Prostate tissue was harvested from mice euthanized using CO2, and samples were fixed in 4% formalin overnight and embedded in paraffin. Tissue paraffin embedding, sectioning, and staining with hematoxylin and eosin (H&E) and IHC were performed by the translational research program at Weill Cornell Medicine (WCM) Pathology and Laboratory Medicine. ERG IHC was performed using the Abcam EPR3864 clone, which has previously been characterized in detail by our group and others (10, 12, 21). Endogenous controls (endothelial cells and lymphocytes) as well as known ERG-positive samples were used as positive controls. GFP IHC was performed with Abcam AB13970. Sections were reviewed by a board-certified genitourinary pathologist with specific expertise in mouse models of human prostate cancer (B.D. Robinson or K. Park).

Mouse prostate organoid generation and experiments.

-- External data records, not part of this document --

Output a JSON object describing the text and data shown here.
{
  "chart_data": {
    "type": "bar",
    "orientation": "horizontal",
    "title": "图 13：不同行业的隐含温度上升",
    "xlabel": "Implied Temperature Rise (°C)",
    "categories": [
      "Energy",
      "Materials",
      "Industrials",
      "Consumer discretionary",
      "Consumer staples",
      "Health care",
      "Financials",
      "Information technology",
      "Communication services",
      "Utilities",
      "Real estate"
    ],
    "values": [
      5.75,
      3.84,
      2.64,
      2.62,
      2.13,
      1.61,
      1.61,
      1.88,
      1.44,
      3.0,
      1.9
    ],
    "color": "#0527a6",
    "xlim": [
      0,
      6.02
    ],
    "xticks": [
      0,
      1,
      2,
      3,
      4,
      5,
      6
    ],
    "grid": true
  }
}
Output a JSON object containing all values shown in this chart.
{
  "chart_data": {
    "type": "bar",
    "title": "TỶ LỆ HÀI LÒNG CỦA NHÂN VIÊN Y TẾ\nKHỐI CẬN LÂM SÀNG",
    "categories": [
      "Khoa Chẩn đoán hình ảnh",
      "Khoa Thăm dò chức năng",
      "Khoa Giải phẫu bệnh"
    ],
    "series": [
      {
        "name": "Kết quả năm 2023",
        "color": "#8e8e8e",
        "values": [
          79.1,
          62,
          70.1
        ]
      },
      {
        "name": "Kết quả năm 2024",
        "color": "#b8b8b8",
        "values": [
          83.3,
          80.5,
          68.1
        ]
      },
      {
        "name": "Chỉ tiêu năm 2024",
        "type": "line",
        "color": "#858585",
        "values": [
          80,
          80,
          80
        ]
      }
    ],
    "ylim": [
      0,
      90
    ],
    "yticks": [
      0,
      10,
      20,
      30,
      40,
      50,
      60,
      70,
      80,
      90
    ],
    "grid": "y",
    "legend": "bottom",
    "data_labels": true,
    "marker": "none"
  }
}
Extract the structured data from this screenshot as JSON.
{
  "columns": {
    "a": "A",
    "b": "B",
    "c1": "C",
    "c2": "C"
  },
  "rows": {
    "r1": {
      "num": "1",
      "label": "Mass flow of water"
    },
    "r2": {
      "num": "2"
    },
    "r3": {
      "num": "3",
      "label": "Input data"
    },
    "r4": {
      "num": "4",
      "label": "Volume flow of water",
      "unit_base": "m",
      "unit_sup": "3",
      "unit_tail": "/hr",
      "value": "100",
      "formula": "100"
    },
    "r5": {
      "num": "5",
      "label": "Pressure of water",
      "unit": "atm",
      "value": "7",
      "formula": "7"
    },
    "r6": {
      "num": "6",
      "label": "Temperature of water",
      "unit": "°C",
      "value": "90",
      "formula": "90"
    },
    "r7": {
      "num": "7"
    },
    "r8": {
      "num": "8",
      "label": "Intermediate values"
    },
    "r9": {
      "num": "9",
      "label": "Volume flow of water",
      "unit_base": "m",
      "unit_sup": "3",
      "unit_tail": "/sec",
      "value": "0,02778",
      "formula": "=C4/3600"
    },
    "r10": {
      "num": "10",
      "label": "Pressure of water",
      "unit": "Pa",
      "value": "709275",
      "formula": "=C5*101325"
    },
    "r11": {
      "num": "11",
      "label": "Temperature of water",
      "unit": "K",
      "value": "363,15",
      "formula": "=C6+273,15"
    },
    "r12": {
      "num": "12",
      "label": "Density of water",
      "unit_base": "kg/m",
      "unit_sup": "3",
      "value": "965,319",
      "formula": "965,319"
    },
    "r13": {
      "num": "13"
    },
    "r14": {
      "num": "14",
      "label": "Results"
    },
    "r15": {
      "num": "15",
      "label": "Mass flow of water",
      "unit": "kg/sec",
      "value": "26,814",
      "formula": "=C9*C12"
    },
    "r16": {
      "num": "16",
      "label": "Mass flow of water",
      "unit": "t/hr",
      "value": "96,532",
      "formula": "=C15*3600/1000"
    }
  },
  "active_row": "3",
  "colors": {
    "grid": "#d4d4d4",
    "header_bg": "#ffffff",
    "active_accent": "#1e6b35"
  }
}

Prostate tissue was extracted from euthanized mice, digested, and organoids grown as previously described (9, 22). CreERT2 was activated by adding 1 μM 4-hydroxytamoxifen (Sigma-Aldrich, T176) to the medium overnight or using adenovirus expressing Cre. Either GFP or blind (for control cells) sorting was performed on a BD FACSAria II (BD Life Sciences).

Statistics.

Gene expression signatures were derived from differentially expressed genes among ERG-fusion, SPOP-mutant, and all tumors, as compared with normal samples, by using the Wilcoxon signed-rank test after transforming the RSEM via log2(RSEM + 1) from TCGA human prostate cancer and normal samples. Multiple-hypothesis testing was considered by using Benjamini-Hochberg (FDR ≤ 0.001) correction. Unsupervised clustering of TCGA human prostate cancer samples were generated based on SPOP-mutant and ERG-fusion signatures. The SPOP-mutant signature was derived from the differentially expressed genes between SPOP-mutant and SPOP/ERG wild-type samples using the Wilcoxon signed-rank test after transforming the RSEM via log2(RSEM + 1) using an FDR of 0.0001 or lower. The ERG-fusion signature was derived from differentially expressed genes between ERG-fusion and SPOP/ERG wild-type samples following a method similar to that described above.

Study approval.

Relevant human studies were approved by the WCM Institutional Review Board (protocol 1007011157R007). Informed consent was obtained from patients for use of pathologic tissue. Mouse studies were approved by the WCM Institutional Care and Use Committee under protocol 2015-0022.

Author contributions

JS, DL, AS, JMM, and CEB designed the research studies. JS, LD, and MB conducted in vitro and in vivo experiments. KP and BDR performed pathology review. DL and AS performed computational analyses. MB performed sequencing. YC and MAR provided unique critical reagents and helped design experiments. All authors contributed to writing the manuscript.